São declarações bonitas, inspiradoras, quase comoventes. Mas ingênuas também. Sei que no rastro da Lava Jato e da vitória de Bolsonaro, lembrar disso é como jogar uma ducha de água fria nos mais otimistas. Sou o cara da ducha, porém. Vim trazer realismo onde há excesso de esperança infundada.
Será que a política brasileira pode mesmo prescindir dos partidos, caciques e trocas de votos por “favores”, ainda que legais? Ora, essa é a essência da democracia representativa. É verdade que as coisas no Brasil, como de praxe, chegaram a um patamar absurdo de indecência. Mas, como venho alertando faz tempo, é preciso tomar cuidado para não jogar o bebê fora junto com a água suja do banho.
E parece que Bolsonaro, para a decepção dos mais “puristas”, demonstra compreender isso com algum pragmatismo. Essa notícia diz que o presidente eleito já aceitaria indicações de partidos para o segundo escalão, ainda que assegurando não topar trocas de favores:
O presidente eleito Jair Bolsonaro (PSL) acenou nesta quarta-feira (5) a parlamentares que irá negociar, nas próximas semanas, cargos no segundo escalão do futuro governo para obter apoio no Congresso. De acordo com relatos feitos à reportagem, a promessa foi feita em encontro com deputados do PR, em Brasília.
Bolsonaro recebeu durante a tarde da quarta as bancadas do PR e do PSDB. Um dia antes, havia conversado com integrantes do MDB e PRB.
Segundo participantes do encontro de Bolsonaro com o PR, parte do discurso do presidente eleito foi de que a política não será feita como nos mandatos anteriores, com troca de favores. Apesar disso, Bolsonaro sinalizou que vai ouvir as siglas para formar seu segundo escalão, que engloba cargos federais nos ministérios e nos estados.
E alguém acredita mesmo que é possível simplesmente ignorar os partidos e seus comandantes? William Waack, um dos melhores jornalistas do país, escreveu uma coluna sobre o assunto também, comentando uma entrevista que fez com quatro jovens parlamentares eleitos, que juram de pé junto que vão “fazer diferente” e que seus votos serão totalmente ligados ao que acreditam, e nada mais.
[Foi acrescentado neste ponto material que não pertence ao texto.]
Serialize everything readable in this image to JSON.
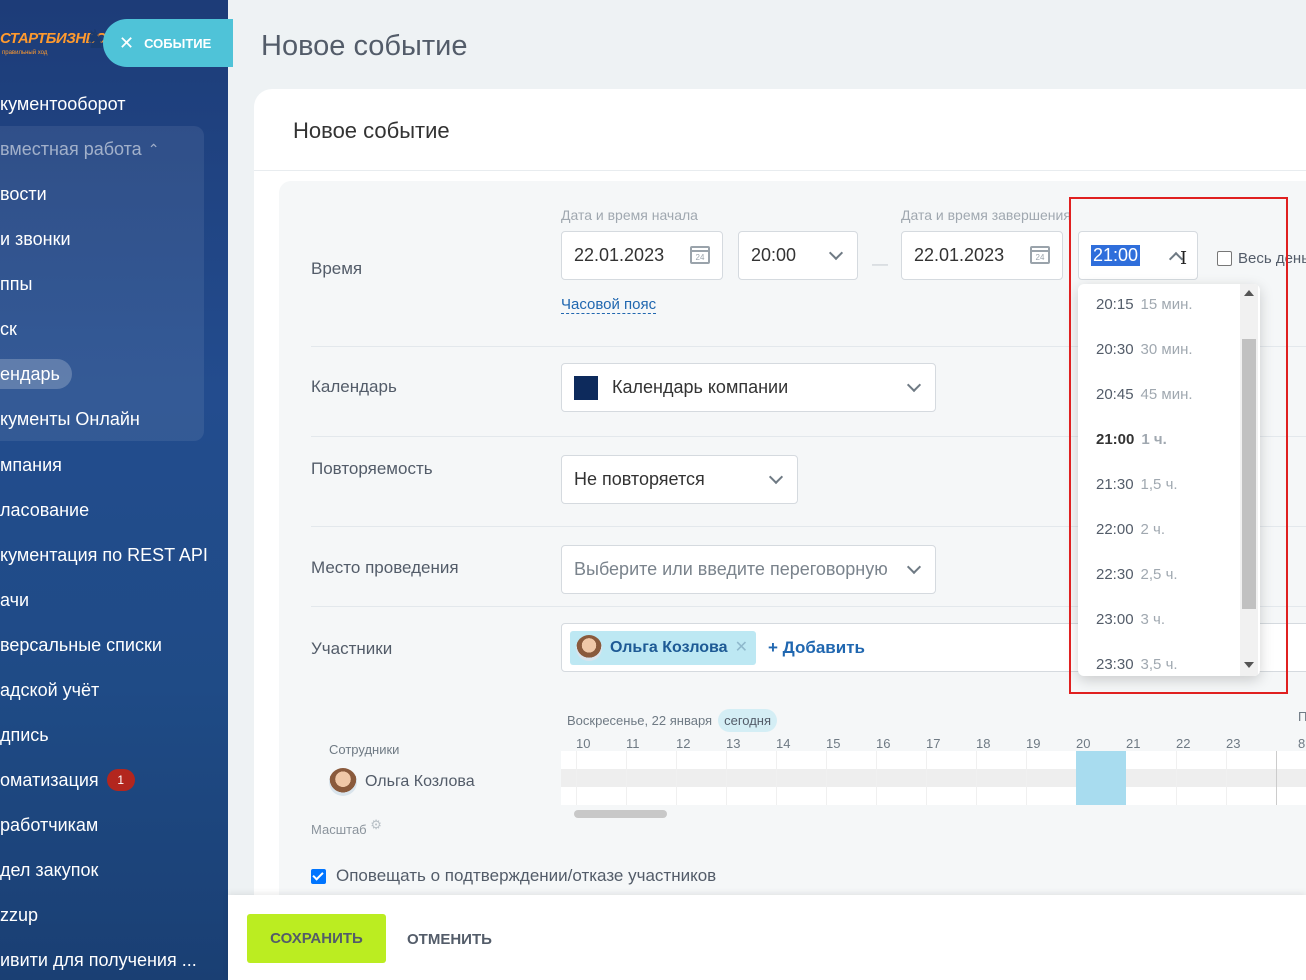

Waack também trouxe o balde de água fria, ou gelada:
Em comum, dizem que vão votar pela própria consciência. “Sem caciques?”, veio a pergunta. “Sem caciques”, responderam. “Política como era”, adiantou um deles, “não vai mais ter”. É exatamente o que Jair Bolsonaro disse na terça-feira, no primeiro encontro do presidente eleito com uma bancada partidária, a do MDB. Na saída, o líder do MDB na Câmara, Baleia Rossi (SP), disse que seu partido (a expressão consumada da velha política) não vai pedir cargos no novo governo. Todo mundo fingiu que acreditou.
Está decretado o fim do toma lá, dá cá, do presidencialismo de coalizão? Um presidente popular, cavalgando uma onda fortíssima de transformação política, vai conseguir governar sem ter de distribuir cargos, favores, ministérios “porta fechada” a políticos em troca de votos no Congresso? Acho dificílimo beirando o improvável. Por mais que se reconheça o impacto do voto de outubro, o sistema de governo está montado assim.
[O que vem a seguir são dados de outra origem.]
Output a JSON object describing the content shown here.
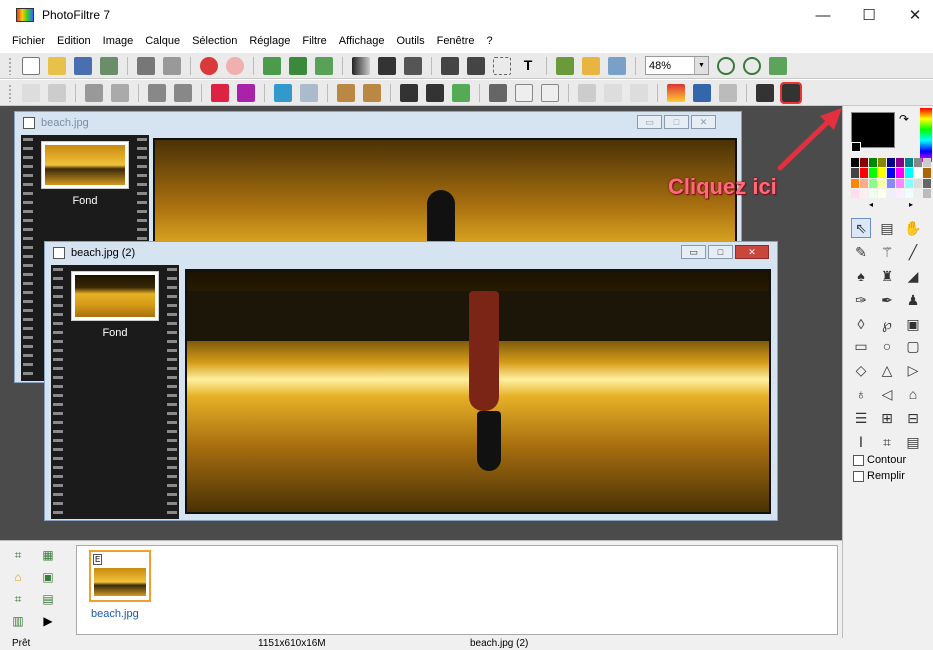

A renovação da Câmara para 2019 está um pouco acima dos padrões habituais, mas o que interessa sobretudo é a qualidade da renovação – e aqui há tanto boas surpresas quanto muito a desejar. Caciques apanharam, legendas tradicionais foram surradas, mas, paradoxalmente, o novo governo vai sentir falta de operadores capazes de fazer as coisas funcionarem. Afinal, não estamos falando de um ajuntamento de políticos reunidos como se fossem participantes de uma assembleia que só vota sim ou não. O Legislativo é uma instituição não só com muitos poderes, mas também com um acentuado espírito de corpo. Não é à toa que mesmo os recém-eleitos já falam da escolha de um presidente da Casa que não seja “pau-mandado do governo”.
[…]
Em parte, o governo é refém da promessa de acabar de um golpe só com o fisiologismo. Na ausência de uma profunda e ampla reforma política é temerário acreditar que isso aconteça por súbita “conversão” dos parlamentares (ou pela pressão articulada através de redes sociais). A política tal como ela é, com seus compromissos, negociações, troca de favores e influências – nada disso precisa ser imoral ou ilícito –, é a verdadeira escolinha que aguarda os recém-eleitos.
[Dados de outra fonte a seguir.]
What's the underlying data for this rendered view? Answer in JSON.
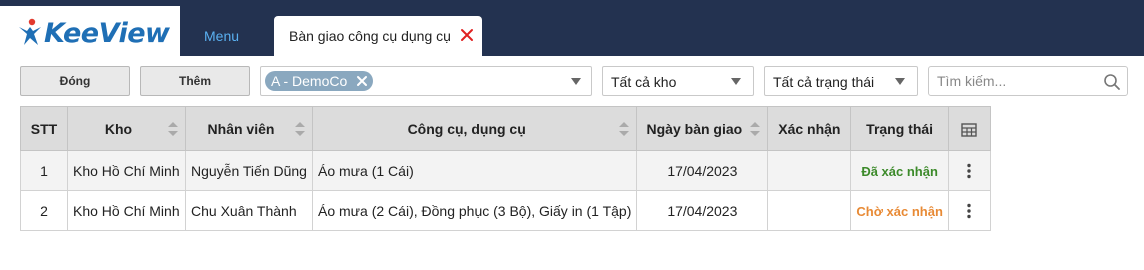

Quase todos nós, pessoas que tentamos ser decentes e seguir princípios, oscilamos entre aderir cegamente a tais princípios e adotar um viés mais pragmático na vida. Os resultados, afinal, importam, a menos que vivamos numa Torre de Marfim (normalmente bancada por papai).
Somente os jacobinos “puristas”, revolucionários, acham que é viável e desejável implodir todo o sistema e recomeçar do zero, fazendo tábula rasa de tudo. O mundo real não funciona assim. Nele, fazemos concessões à realidade como ela é, não como gostaríamos que fosse.
Sei que esse discurso realista vai azedar o almoço de muita gente empolgada com a Lava Jato e a vitória de Bolsonaro. Ele criou grandes expectativas mesmo, admito. Era parte da estratégia para a vitória e, sendo menos cínico, acho que seu desejo sincero por mudança.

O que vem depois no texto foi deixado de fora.